Envoyé par Francis Marche 
28 décembre 2009, 22:20   Le Divers du Château de Grignan
C'est la saison de la discrimination positive. On le savait. L'Etat, le plus fort des états, le Tiers-Etat des Régions, la surpuissance territoriale, départements, régions, communautés de communes, entre les doigts de qui coulent les milliards, rachètent les châteaux que leurs propriétaires à particule seraient prêts à vendre à l'encan ou pire, comme carrière de pierre à bâtir pour payer leurs impôts locaux.

Ainsi la Drôme, département pourtant oublié de la collectivité nationale, en 1978, racheta la demeure de Mme Sévigné, château dressé sur son vieil entablement de 5000 mètres carrés, site d'un ancien oppidium romain, qui faisait plus que menacer ruine quand les ayant-droit de Mme Fontaine qui avait racheté la bâtisse en 1913, menaçaient, les ayant-droit, cette dernière, la bâtisse remise sur pied, du plus funeste des sorts. Plus funeste encore que celui que le comité révolutionnaire de Montélimar, organe inspiré et fortement déterminé à mener l'entreprise robespierriste jusqu'au bout, avait ordonné, en 1793, en décrétant la vengeance populaire sur la façade et les aîtres du château, et leur saignante déconstruction. Les révolutionnaires des bourgs marseillais et rhodaniens, en France, furent, 150 ans avant l'heure, les vrais précurseurs, inspirateurs, suprêmes modèles, des garde-rouges de Lin Piao et Mao. Zélés, capables, pénétrants dévorateurs de symboles, sublimes éradicateurs, fins débusqueurs du privilège indu, déduisant leur cible, l'isolant à l'issu de compliqués et irréfutables calculs, le comité des Sans-culotte de Montélimar s'arrêta sur le château de Grignan. Le Comité fit du très bon boulot.

La visite du château de Grignan où la vieille Mme de Sévigné, qui détestait la Provence venteuse et parfaitement glacée, et ses gens chaleureux entre eux mais méfiants et froids envers les visiteurs du grand nord qui commence à Lyon, n'eut d'autre choix qu'y mourir, est accompagnée. Un guide est désigné. Il est Arabe. Ce guide, qui est un type à vrai dire formidable, est le seul Arabe que l'on puisse trouver à 25 km à la ronde. Jamais guide de château ne fut plus prolixe. Sur la grande terrasse, de la superficie d'un bon demi-terrain de football, dans l'âpre mistral qui caresse le Ventoux, dans la grande froidure générale de tous les vents coulis qui descendent des Alpes, le voilà qui nous retient, nous comptant trente-cinq longue minutes quand nous nous tenons au garde-à-vous les pieds gelés comme des soldats à la revue, les fortunes et infortunes de la famille Adhémar en Provence, à qui l'on doit la première formule, quinziémiste, du château, les heurs et malheurs des divers corps de bâtiment, etc.

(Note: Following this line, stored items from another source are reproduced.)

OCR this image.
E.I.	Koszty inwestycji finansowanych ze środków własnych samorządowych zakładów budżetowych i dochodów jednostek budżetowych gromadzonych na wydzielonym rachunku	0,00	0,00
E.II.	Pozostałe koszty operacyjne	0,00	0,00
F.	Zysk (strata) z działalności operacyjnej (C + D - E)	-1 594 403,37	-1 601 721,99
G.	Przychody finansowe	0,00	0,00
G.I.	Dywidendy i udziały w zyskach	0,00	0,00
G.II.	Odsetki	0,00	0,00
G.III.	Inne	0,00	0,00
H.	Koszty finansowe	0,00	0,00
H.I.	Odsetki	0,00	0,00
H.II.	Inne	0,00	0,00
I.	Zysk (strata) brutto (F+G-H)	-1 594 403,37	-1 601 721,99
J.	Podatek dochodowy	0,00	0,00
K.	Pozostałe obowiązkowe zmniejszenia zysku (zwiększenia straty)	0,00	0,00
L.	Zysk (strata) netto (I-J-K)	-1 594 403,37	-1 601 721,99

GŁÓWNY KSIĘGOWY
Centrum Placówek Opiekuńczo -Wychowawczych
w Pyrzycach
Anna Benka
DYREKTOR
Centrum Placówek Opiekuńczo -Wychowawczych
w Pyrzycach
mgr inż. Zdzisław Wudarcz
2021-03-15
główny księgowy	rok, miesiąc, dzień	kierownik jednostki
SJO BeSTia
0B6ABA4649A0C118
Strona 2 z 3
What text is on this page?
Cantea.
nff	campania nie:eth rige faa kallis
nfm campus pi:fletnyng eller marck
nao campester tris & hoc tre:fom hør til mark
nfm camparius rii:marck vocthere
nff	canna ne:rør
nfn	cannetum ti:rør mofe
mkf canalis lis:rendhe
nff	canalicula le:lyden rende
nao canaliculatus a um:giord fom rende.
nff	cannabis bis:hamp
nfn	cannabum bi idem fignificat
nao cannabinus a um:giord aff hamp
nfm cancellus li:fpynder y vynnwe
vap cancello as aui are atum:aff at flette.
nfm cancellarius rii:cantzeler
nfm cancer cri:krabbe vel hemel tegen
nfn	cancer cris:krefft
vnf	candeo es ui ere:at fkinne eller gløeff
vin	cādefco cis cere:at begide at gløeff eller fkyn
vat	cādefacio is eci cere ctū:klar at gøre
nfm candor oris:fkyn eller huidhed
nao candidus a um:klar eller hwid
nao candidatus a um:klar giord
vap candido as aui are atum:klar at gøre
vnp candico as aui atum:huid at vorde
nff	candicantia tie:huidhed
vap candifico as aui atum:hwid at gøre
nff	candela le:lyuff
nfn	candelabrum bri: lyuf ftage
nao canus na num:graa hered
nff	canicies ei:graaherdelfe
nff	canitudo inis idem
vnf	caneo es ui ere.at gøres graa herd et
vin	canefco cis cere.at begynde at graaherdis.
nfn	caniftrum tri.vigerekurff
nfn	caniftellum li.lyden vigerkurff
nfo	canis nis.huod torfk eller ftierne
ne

La discrimination positive est zélée. Elle donne sa chance au zèle parfait. Jamais, de toutes mes visites de châteaux depuis mon enfance dans une famille de grands visiteurs de château devant l'éternel, je ne connus guide plus exact, plus exhaustif, acharné au détail, à la date, à la récitation parfaite, au débit fluvial, qui ne s'interrompt pas. L'homme débite: "ce lit fut crié à l'occasion du séjour au Château de la comtesse polonaise Mme ..., qui demeura au château du 12 juillet au 21 septembre 1704". On traduit "ce lit fut créé", mais le reste est irréprochable. On remplace mentalement cet Arabe trentenaire par un bon guide chauve, un rien égrillard, un rien ventripotent, comme on les faisait autrefois et l'on entend déjà les "vannes" sur le lit, les passages secrets derrière les lambris, etc.: pas un quart des "données" que nous débite à la serpette notre guide Arabe, furieusement engagé dans la défense de sa discrimination positive, ne nous seraient livrées par l'autre débonnaire, son concurrent imaginé, qui serait évasif, qui nous prendrait avec des "entre nous, hein, on se comprend".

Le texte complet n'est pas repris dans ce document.